Venezuela's Maduro threatens arrests over prices

Venezuelan President Nicolas Maduro vowed Friday to arrest shopkeepers who defy government price controls, the latest salvo in a populist "economic war" ahead of key municipal elections.

Maduro delivered the warning in a nationally televised address that laid the ground for tougher enforcement of a three-week-old crackdown on actions seen as fueling Venezuela's soaring inflation.

He urged authorities who find retail prices that have been raised "to act with all the severity of the law and, because they are crimes in flagrante, to proceed immediately to detain those responsible."

Using new powers to rule by decree, the socialist leader also ordered lower rents for commercial spaces and barred property owners from asking for payments in foreign currency.

"We are going all out. We are taking measures with even more authority," he said.

The latest declarations came with Maduro facing a key test of political strength on December 8, when municipal elections will take place in the midst of a burgeoning economic crisis.

It will be the first elections since Maduro succeeded his political mentor, late leader Hugo Chavez, in April elections whose tight results the opposition has refused to recognize.

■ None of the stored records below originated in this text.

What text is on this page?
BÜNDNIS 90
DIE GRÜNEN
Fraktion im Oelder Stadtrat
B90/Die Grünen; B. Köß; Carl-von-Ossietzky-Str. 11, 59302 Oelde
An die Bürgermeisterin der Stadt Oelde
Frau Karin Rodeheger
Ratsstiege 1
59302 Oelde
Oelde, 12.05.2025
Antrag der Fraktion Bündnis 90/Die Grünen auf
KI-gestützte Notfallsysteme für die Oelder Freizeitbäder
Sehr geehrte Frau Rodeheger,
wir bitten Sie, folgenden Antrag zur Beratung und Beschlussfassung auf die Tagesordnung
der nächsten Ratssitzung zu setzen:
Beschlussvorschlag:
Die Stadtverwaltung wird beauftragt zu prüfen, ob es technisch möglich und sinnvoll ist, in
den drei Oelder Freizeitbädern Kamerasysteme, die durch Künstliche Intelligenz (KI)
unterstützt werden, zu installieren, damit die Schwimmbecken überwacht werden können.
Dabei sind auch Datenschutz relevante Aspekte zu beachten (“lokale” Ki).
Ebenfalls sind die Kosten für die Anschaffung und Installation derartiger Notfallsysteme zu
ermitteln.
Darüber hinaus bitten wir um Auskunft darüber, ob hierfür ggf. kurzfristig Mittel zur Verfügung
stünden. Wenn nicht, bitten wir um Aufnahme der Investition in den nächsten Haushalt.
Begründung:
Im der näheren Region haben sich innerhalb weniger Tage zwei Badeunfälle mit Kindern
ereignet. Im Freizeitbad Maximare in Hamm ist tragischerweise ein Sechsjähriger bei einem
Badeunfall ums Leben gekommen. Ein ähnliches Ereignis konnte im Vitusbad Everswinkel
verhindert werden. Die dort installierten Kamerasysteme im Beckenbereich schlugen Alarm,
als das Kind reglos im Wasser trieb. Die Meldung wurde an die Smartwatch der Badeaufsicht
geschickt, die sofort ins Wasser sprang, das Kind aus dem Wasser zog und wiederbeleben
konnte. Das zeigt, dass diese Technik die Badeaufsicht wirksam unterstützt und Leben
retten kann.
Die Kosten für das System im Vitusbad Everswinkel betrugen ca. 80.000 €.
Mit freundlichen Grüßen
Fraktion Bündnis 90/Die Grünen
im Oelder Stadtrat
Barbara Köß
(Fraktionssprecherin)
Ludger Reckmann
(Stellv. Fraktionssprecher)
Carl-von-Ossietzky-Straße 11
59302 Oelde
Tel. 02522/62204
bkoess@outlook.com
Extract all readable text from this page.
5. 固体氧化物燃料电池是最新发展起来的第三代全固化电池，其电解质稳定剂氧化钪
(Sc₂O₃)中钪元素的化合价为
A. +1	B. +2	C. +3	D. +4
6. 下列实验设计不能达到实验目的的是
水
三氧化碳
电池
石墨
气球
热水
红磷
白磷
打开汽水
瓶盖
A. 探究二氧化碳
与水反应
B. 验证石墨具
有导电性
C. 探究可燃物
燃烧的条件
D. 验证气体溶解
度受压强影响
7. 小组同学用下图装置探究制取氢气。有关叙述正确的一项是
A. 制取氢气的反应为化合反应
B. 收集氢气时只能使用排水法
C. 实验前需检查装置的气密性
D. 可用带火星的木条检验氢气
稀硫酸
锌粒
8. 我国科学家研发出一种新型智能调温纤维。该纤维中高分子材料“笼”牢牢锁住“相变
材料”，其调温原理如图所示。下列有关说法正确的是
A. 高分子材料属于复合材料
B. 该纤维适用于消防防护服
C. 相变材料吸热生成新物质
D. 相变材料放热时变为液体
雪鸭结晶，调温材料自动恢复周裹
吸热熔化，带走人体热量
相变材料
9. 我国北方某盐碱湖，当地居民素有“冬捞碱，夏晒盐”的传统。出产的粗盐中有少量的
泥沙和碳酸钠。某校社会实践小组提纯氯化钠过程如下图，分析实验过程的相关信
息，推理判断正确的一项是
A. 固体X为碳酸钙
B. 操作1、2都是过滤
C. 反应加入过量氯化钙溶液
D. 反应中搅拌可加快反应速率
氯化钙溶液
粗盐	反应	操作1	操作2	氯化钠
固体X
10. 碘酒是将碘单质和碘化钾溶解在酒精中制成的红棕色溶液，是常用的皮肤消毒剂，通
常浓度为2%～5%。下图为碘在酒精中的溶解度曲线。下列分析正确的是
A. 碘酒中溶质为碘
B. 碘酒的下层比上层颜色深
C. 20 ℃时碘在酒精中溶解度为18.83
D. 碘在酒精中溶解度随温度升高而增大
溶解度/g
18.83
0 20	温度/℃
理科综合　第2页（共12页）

Inflation is running at 54 percent a year, shortages of basic goods are widespread despite the country's oil wealth and a hard currency crunch wreaking havoc on the import-dependent domestic economy.

Earlier this month, Maduro fired what he called his first salvo in an "economic war against the bourgeoisie and imperialism," the latter a reference to the United States or US interests.

He ordered home appliance stores to slash prices and deployed National Guard troops to enforce the measure.

This unleashed a tumultuous early start to the Christmas shopping season with Venezuelans mobbing consumer electronic stores for windfall bargains.

The National Assembly then granted Maduro special decree-making powers, which he immediately used to impose price controls and cap profit margins at 30 percent.

Maduro was scheduled to hold a working meeting later Friday at the presidential Miraflores Palace that was expected to produce his next set of economic initiatives.

The federation of commerce chambers Fedecamaras, which represents private business and is frequently at odds with Maduro, urged him to stimulate production by guaranteeing respect for private property and access to hard currency.

Critics have blamed the government's strict currency controls for exacerbating Venezuela's price distortion and fueling a black market for dollars.

Fedecamaras president Jorge Roig said more than 200,000 businesses have had to shut their doors in the past decade.

He complained that only two percent of companies are receiving dollars at a preferential official rate of 6.3 bolivars to the US currency, though the government insists that greenbacks are being distributed to businesses.

"We need measures that are not improvised, which encourage production in Venezuela, which don't think only in the short-term," Roig said Thursday.

"We need measures that are part of a discussion with all businesses."

Maduro countered that Fedecamaras was a "coup-monger," recalling that the business group had backed Chavez's ouster in a short-lived 2002 coup.

"We have forced them to get out of their lair," he said. "It's the same Fedecamaras... which headed the coup d'etat against comandante Hugo Chavez in April 2002."